Bolton from the blue: UN hater as US ambassador
NEW YORK - The United Nations, which has been politically crippled by charges of mismanagement and malfeasance, was hit by a diplomatic thunderbolt last week.

The nomination of John Bolton as the new US envoy to the UN came as an unexpected and deadly surprise. But it certainly reinforced the Bush administration's rejection of multilateralism and its disdain for international treaties. Bolton is contemptuous of both.

A hard-line conservative with absolute scorn for the world body, Bolton may create more enemies in an organisation which has remained strongly sceptical of an anti-multilateralist Bush administration which went to war with Iraq dismissing UN opposition to it.

If he arrives in New York armed with his ideological baggage - as he surely will - Bolton would destroy rather than restructure the ailing world body. Judging by his past statements - and his notoriety to recklessly shoot from his hips in the old Wild West tradition - Bolton is a disappointing choice for a job that requires diplomatic savvy in dealing delicately with 190-member states.

"There is no such thing as the United Nations," Bolton once remarked. "There is an international community that occasionally can be led by the only real power left in the world, and that is the United States, when it suits our interest and we can get others to go along."

In an interview with National Public Radio, he was even more blunt about the ongoing proposals for the reform and restructuring of the Security Council: "If I were re-doing the Security Council today, I'd have one permanent member because that's the only real reflection of the distribution of power in the world". Asked who that "one member" would be, Bolton shot back: "the United States".

That would leave the other four permanent members of the Security Council - Britain, France, China and Russia - in the dustbin of history. Meanwhile, the mostly idle and lethargic UN bureaucracy has been best exemplified by a longstanding anecdote of a visitor gazing at the imposing 39-storey glasshouse and asking a former Secretary-General as to how many people work in the imposing secretariat building.

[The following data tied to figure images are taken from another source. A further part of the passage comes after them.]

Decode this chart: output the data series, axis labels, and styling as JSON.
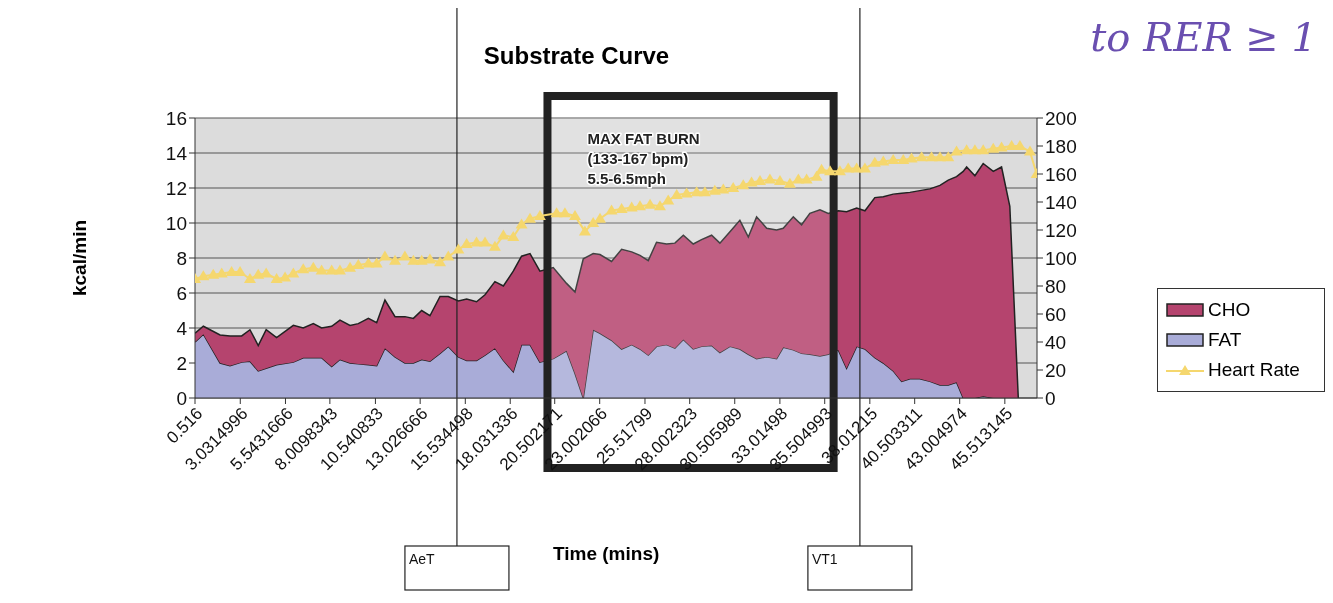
{
  "chart_data": {
    "type": "area",
    "title": "Substrate Curve",
    "xlabel": "Time (mins)",
    "ylabel": "kcal/min",
    "stacked": true,
    "grid": "y",
    "legend": "right",
    "xlim": [
      0.516,
      47.3
    ],
    "xticks": [
      0.516,
      3.0314996,
      5.5431666,
      8.0098343,
      10.540833,
      13.026666,
      15.534498,
      18.031336,
      20.502171,
      23.002066,
      25.51799,
      28.002323,
      30.505989,
      33.01498,
      35.504993,
      38.01215,
      40.503311,
      43.004974,
      45.513145
    ],
    "ylim": [
      0,
      16
    ],
    "yticks": [
      0,
      2,
      4,
      6,
      8,
      10,
      12,
      14,
      16
    ],
    "y2lim": [
      0,
      200
    ],
    "y2ticks": [
      0,
      20,
      40,
      60,
      80,
      100,
      120,
      140,
      160,
      180,
      200
    ],
    "x": [
      0.52,
      0.98,
      1.91,
      2.46,
      3.11,
      3.57,
      4.03,
      4.47,
      5.05,
      5.98,
      6.53,
      7.09,
      7.55,
      8.11,
      8.57,
      9.13,
      9.59,
      10.15,
      10.61,
      11.07,
      11.63,
      12.18,
      12.65,
      13.11,
      13.57,
      14.13,
      14.59,
      15.15,
      15.61,
      16.16,
      16.63,
      17.18,
      17.65,
      18.2,
      18.66,
      19.13,
      19.68,
      20.42,
      21.16,
      21.63,
      22.09,
      22.64,
      23.02,
      23.66,
      24.22,
      24.78,
      25.24,
      25.7,
      26.16,
      26.72,
      27.18,
      27.65,
      28.2,
      28.66,
      29.22,
      29.68,
      30.24,
      30.79,
      31.26,
      31.72,
      32.28,
      32.83,
      33.2,
      33.76,
      34.22,
      34.68,
      35.24,
      35.7,
      36.26,
      36.72,
      37.28,
      37.74,
      38.29,
      38.76,
      39.31,
      39.78,
      40.24,
      40.79,
      41.35,
      41.91,
      42.37,
      42.83,
      43.2,
      43.39,
      43.85,
      44.31,
      44.87,
      45.33,
      45.79,
      46.26
    ],
    "series": [
      {
        "name": "FAT",
        "color": "#a9acd8",
        "values": [
          3.2,
          3.65,
          2.0,
          1.85,
          2.05,
          2.1,
          1.55,
          1.7,
          1.9,
          2.05,
          2.3,
          2.3,
          2.3,
          1.8,
          2.2,
          2.0,
          1.95,
          1.9,
          1.85,
          2.85,
          2.35,
          2.0,
          2.0,
          2.2,
          2.1,
          2.55,
          2.95,
          2.35,
          2.15,
          2.15,
          2.45,
          2.85,
          2.15,
          1.5,
          3.05,
          3.05,
          2.05,
          2.25,
          2.7,
          1.4,
          0,
          3.9,
          3.7,
          3.3,
          2.8,
          3.05,
          2.8,
          2.45,
          2.95,
          3.05,
          2.85,
          3.35,
          2.8,
          2.95,
          3.0,
          2.6,
          2.95,
          2.8,
          2.5,
          2.25,
          2.35,
          2.25,
          2.9,
          2.75,
          2.55,
          2.5,
          2.4,
          2.5,
          2.75,
          1.7,
          2.95,
          2.8,
          2.3,
          2.0,
          1.55,
          0.95,
          1.1,
          1.1,
          0.95,
          0.75,
          0.75,
          0.9,
          0,
          0,
          0,
          0.1,
          0,
          0,
          0,
          0
        ]
      },
      {
        "name": "CHO",
        "color": "#b5446e",
        "values": [
          0.5,
          0.45,
          1.6,
          1.7,
          1.5,
          1.8,
          1.45,
          2.2,
          1.55,
          2.1,
          1.7,
          1.95,
          1.7,
          2.3,
          2.25,
          2.15,
          2.3,
          2.65,
          2.45,
          2.75,
          2.3,
          2.65,
          2.55,
          2.8,
          2.6,
          3.25,
          2.85,
          3.2,
          3.5,
          3.35,
          3.45,
          3.8,
          4.25,
          5.75,
          5.05,
          5.2,
          5.2,
          5.2,
          3.85,
          4.65,
          7.95,
          4.35,
          4.5,
          4.5,
          5.7,
          5.3,
          5.35,
          5.4,
          5.95,
          5.75,
          6.0,
          5.95,
          6.0,
          6.1,
          6.3,
          6.25,
          6.55,
          7.35,
          6.7,
          8.1,
          7.35,
          7.35,
          6.8,
          7.6,
          7.35,
          8.05,
          8.35,
          8.05,
          7.95,
          8.95,
          7.9,
          7.9,
          9.15,
          9.5,
          10.1,
          10.75,
          10.65,
          10.75,
          11.0,
          11.4,
          11.7,
          11.75,
          12.95,
          13.2,
          12.7,
          13.3,
          12.95,
          13.2,
          10.95,
          0
        ]
      },
      {
        "name": "Heart Rate",
        "type": "line",
        "axis": "y2",
        "marker": "triangle",
        "color": "#f5d76e",
        "x": [
          0.52,
          0.98,
          1.53,
          2.0,
          2.55,
          3.02,
          3.57,
          4.03,
          4.47,
          5.05,
          5.52,
          5.98,
          6.53,
          7.09,
          7.55,
          8.11,
          8.57,
          9.13,
          9.59,
          10.15,
          10.61,
          11.07,
          11.63,
          12.18,
          12.65,
          13.11,
          13.57,
          14.13,
          14.59,
          15.15,
          15.61,
          16.16,
          16.63,
          17.18,
          17.65,
          18.2,
          18.66,
          19.13,
          19.68,
          20.61,
          21.07,
          21.63,
          22.18,
          22.64,
          23.02,
          23.66,
          24.22,
          24.78,
          25.24,
          25.8,
          26.35,
          26.81,
          27.28,
          27.83,
          28.39,
          28.85,
          29.4,
          29.87,
          30.42,
          30.98,
          31.44,
          31.91,
          32.46,
          33.02,
          33.57,
          34.04,
          34.5,
          35.05,
          35.33,
          35.8,
          36.35,
          36.81,
          37.28,
          37.74,
          38.29,
          38.76,
          39.31,
          39.87,
          40.33,
          40.89,
          41.44,
          41.91,
          42.37,
          42.83,
          43.39,
          43.85,
          44.31,
          44.87,
          45.33,
          45.89,
          46.35,
          46.91,
          47.28
        ],
        "values": [
          85,
          87,
          88,
          89,
          90,
          90,
          85,
          88,
          89,
          85,
          86,
          89,
          92,
          93,
          91,
          91,
          91,
          93,
          95,
          96,
          96,
          101,
          98,
          101,
          98,
          98,
          99,
          97,
          101,
          106,
          110,
          111,
          111,
          108,
          116,
          115,
          124,
          128,
          130,
          132,
          132,
          130,
          119,
          125,
          128,
          134,
          135,
          136,
          137,
          138,
          137,
          141,
          145,
          146,
          147,
          147,
          148,
          149,
          150,
          152,
          154,
          155,
          156,
          155,
          153,
          156,
          156,
          158,
          163,
          162,
          162,
          164,
          164,
          164,
          168,
          169,
          170,
          170,
          171,
          172,
          172,
          172,
          172,
          176,
          177,
          177,
          177,
          178,
          179,
          180,
          180,
          176,
          160
        ]
      }
    ],
    "ref_lines": [
      {
        "axis": "x",
        "value": 15.07,
        "label": "AeT"
      },
      {
        "axis": "x",
        "value": 37.46,
        "label": "VT1"
      }
    ],
    "bands": [
      {
        "axis": "x",
        "from": 20.1,
        "to": 36.0,
        "label": "MAX FAT BURN\n(133-167 bpm)\n5.5-6.5mph"
      }
    ],
    "annotations": [
      "to RER ≥ 1"
    ]
  }
}
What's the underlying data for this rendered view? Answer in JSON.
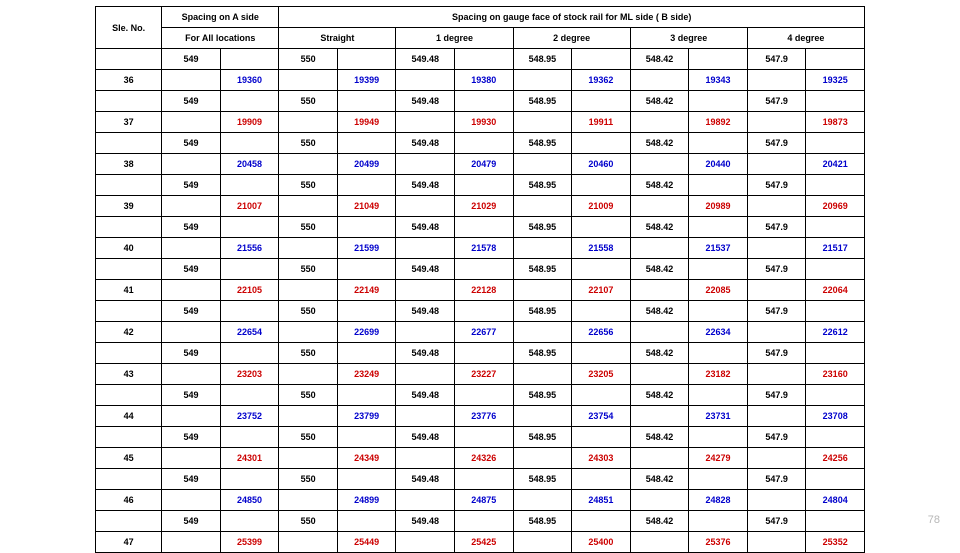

"Only half", says the Secretary-General, implying that the other half are mostly clock watchers. Bolton was more blunt. "If the UN secretariat building in New York lost 10 stories," he once remarked, "it wouldn't make a bit of difference."

According to political scuttlebutt in Washington, Bolton's nomination was backed by Vice President Dick Cheney, one of the strongest rightwing neoconservatives in the higher echelons of the Bush administration.

If Bolton's nomination is confirmed by the Senate, which already has the ruling party's Republican majority, the UN may be in for harder times.

Secretary-General Kofi Annan, fighting for his survival amidst charges of mismanagement and perhaps nepotism, has been trying to reform and restructure the world body to meet the needs of the 21st century.

But he can do neither unless he has the backing of the US, the largest single donor to the UN budget accounting for 22 percent of the total contributions.

Obviously, Annan is conscious of the impending disaster, but as the supreme diplomat presiding over the international community he dare not make any negative comments or even drop any hints of his scepticism.

As expected, the secretary-general's initial comments were to "welcome" the appointment of Bolton. But the 'Wall Street Journal', an ardent supporter of Bolton, was not convinced of Annan's good faith.

"So we can only assume that Mr. Annan was sincere when he welcomed President Bush's decision to nominate John Bolton...." the Journal said in an editorial which was appropriately titled "Tough Love for the UN".

Pressed for further comments, Annan blurted his official line to reporters last week: "It is a president's prerogative to name his ambassadors. And I have worked well with all previous representatives from the US, and I look forward to working with Mr. Bolton," he said.

Told that there was a lot of criticisms and concern among many member-states about Bolton's nomination, the secretary-general refused to be dragged into a controversy. "I think I've said all that I need to say on the topic," he added, refusing to answer any other questions on Bolton.